The Kyoto Protocol, which excludes major developing polluters such as China and India, as well as the United States which refuses to ratify it, will cover only 14% of global emissions.
Small island states are criticising the talks saying they'll disappear if more isn't done to curb greenhouse gas emissions.
The ABC reports that environmental groups generally have described the outcome as weak and disappointing.
M J Mace from the Alliance of Small Island States says she's frustrated that so little has been achieved.
She says a number of the states in the alliance are only two or three metres above sea-level and it's difficult to listen to the 'talk-shop' and come away with so little.

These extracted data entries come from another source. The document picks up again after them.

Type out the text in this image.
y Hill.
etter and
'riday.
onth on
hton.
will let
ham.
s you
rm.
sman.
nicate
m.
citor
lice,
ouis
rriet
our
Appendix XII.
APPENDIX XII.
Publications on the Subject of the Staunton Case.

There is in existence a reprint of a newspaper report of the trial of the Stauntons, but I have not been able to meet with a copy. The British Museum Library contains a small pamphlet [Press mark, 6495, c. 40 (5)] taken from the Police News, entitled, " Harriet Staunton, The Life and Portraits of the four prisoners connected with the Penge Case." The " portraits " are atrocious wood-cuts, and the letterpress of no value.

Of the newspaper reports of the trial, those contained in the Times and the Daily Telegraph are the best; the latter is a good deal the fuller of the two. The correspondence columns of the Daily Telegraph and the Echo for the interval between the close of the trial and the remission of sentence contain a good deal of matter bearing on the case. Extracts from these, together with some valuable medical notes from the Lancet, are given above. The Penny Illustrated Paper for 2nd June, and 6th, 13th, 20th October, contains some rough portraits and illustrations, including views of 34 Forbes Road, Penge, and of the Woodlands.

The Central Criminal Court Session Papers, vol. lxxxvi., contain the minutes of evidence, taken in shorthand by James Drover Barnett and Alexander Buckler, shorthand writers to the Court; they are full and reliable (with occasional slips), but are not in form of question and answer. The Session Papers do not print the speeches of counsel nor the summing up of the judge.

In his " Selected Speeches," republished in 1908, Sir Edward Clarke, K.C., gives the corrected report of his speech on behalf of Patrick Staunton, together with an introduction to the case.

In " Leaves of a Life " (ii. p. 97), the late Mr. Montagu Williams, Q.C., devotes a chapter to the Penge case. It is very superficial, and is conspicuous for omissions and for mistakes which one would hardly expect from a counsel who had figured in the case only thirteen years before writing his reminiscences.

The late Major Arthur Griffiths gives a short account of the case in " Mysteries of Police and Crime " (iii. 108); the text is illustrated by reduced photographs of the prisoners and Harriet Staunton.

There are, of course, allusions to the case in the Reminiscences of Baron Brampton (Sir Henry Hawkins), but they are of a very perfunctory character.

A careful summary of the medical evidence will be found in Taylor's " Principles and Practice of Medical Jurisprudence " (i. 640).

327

Scorn poured on NZ critics in Doha
New Zealand's Climate Change Minister Tim Groser says New Zealand will be working on a new deal to replace Kyoto by 2015.
Mr Groser scorned critics who awarded New Zealand and Canada the title of Colossal Fossil for their position on the Kyoto protocol calling the award a futile stunt.
He says that on the same day as his staff got a ludicrous award, the World Energy Council told him New Zealand has the sixth most sustainable energy system in the world.
Mr Groser says critics ignore the risk to the environment from developing states.
He says the belief that developed states are evil and countries in the developing world are benign is misplaced.
Mr Groser thinks the world needs to change its focus if it wants to make a real impact on greenhouse gas emissions.
He says New Zealand, Canada, Japan and other states think that extending Kyoto will be ineffective because emissions from the developed nations signing up to a new Kyoto have fallen to 14% of total emissions.